BAGHDAD, Iraq Following discussions with the Bush administration, several of Iraq's major political parties are in talks to form a coalition whose aim is to break the powerful influence of the radical Shiite cleric Muqtada al-Sadr within the government, senior Iraqi officials say.
The talks are taking place among the two main Kurdish groups, the most influential Sunni Arab party, and an Iranian-backed Shiite party that has long sought to lead the government. They have invited Prime Minister Nouri Kamal al-Maliki to join them. But al-Maliki, a conservative Shiite who has close ties to al-Sadr, has held back for fear that the parties might be seeking to oust him, a Shiite legislator close to al-Maliki said.
Officials involved in the talks say their aim is not to undermine al-Maliki but to isolate al-Sadr as well as firebrand Sunni Arab politicians inside the government. Al-Sadr controls a militia with an estimated 60,000 fighters that has rebelled twice against the American military and is accused of widening the sectarian war with reprisal killings of Sunni Arabs.

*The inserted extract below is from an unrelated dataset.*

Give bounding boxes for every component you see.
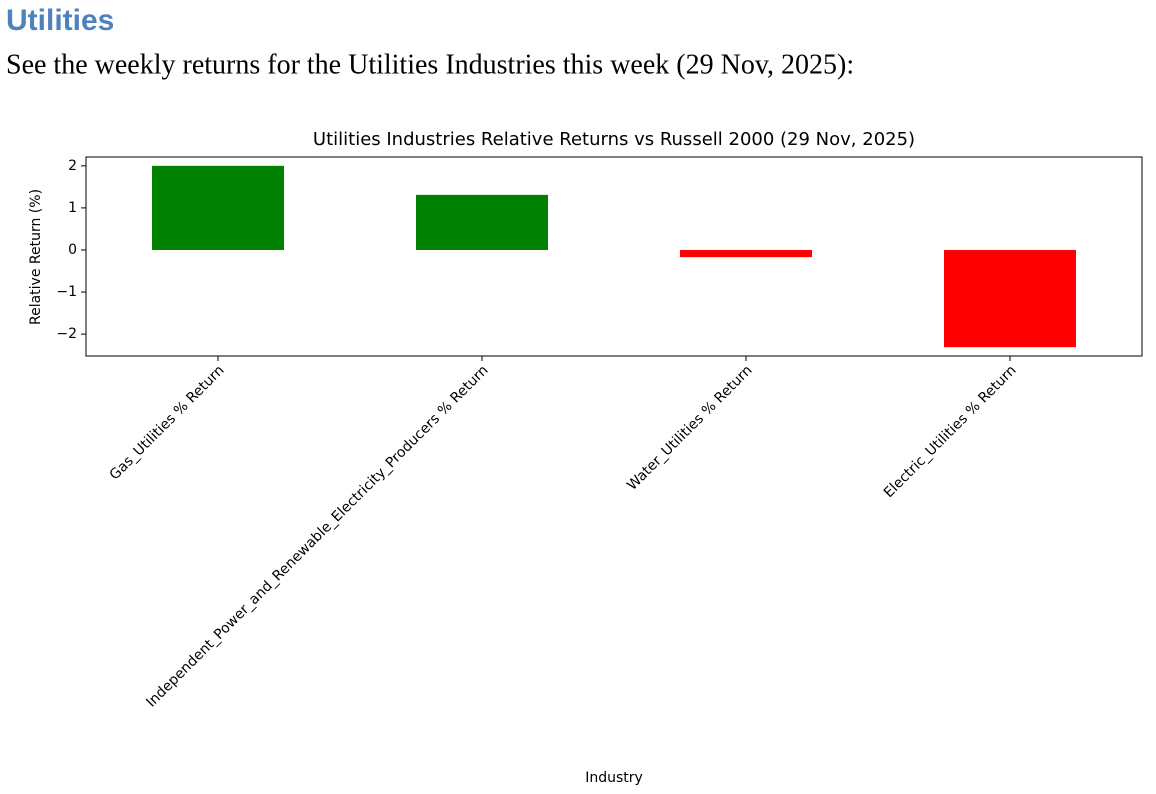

The Americans, frustrated with al-Maliki's political dependence on al-Sadr, appear to be working hard to help build the new coalition. President Bush met last week in the White House with Abdul Aziz al-Hakim, the leader of the Iranian-backed Shiite party, and is meeting this week with Tariq al-Hashemi, leader of the Sunni Arab party. In late November, Bush and his top aides met with leaders from Sunni countries in the Middle East to urge them to press moderate Sunni Arab Iraqis to support al-Maliki.
The White House visits by al-Hakim and al-Hashemi are directly related to their effort to form a new alliance, a senior Iraqi official said.
Last month, Bush's national security adviser, Stephen J. Hadley, wrote in a classified memo that the Americans should press Sunni Arab and Shiite leaders, especially al-Hakim, to support al-Maliki if he sought to build "an alternative political base." The memo noted that Americans could provide "monetary support to moderate groups."
Iraqi officials involved in the talks said they had conceived of the coalition themselves after growing frustrated with militant politicians.
"A number of key political parties, across the sectarian-ethnic divide, recognize the gravity of the situation and have become increasingly aware that their fate, and that of the country, cannot be held hostage by the whims of the extreme fringe within their communities," said Barham Salih, a deputy prime minister and senior member of one of the major Kurdish parties.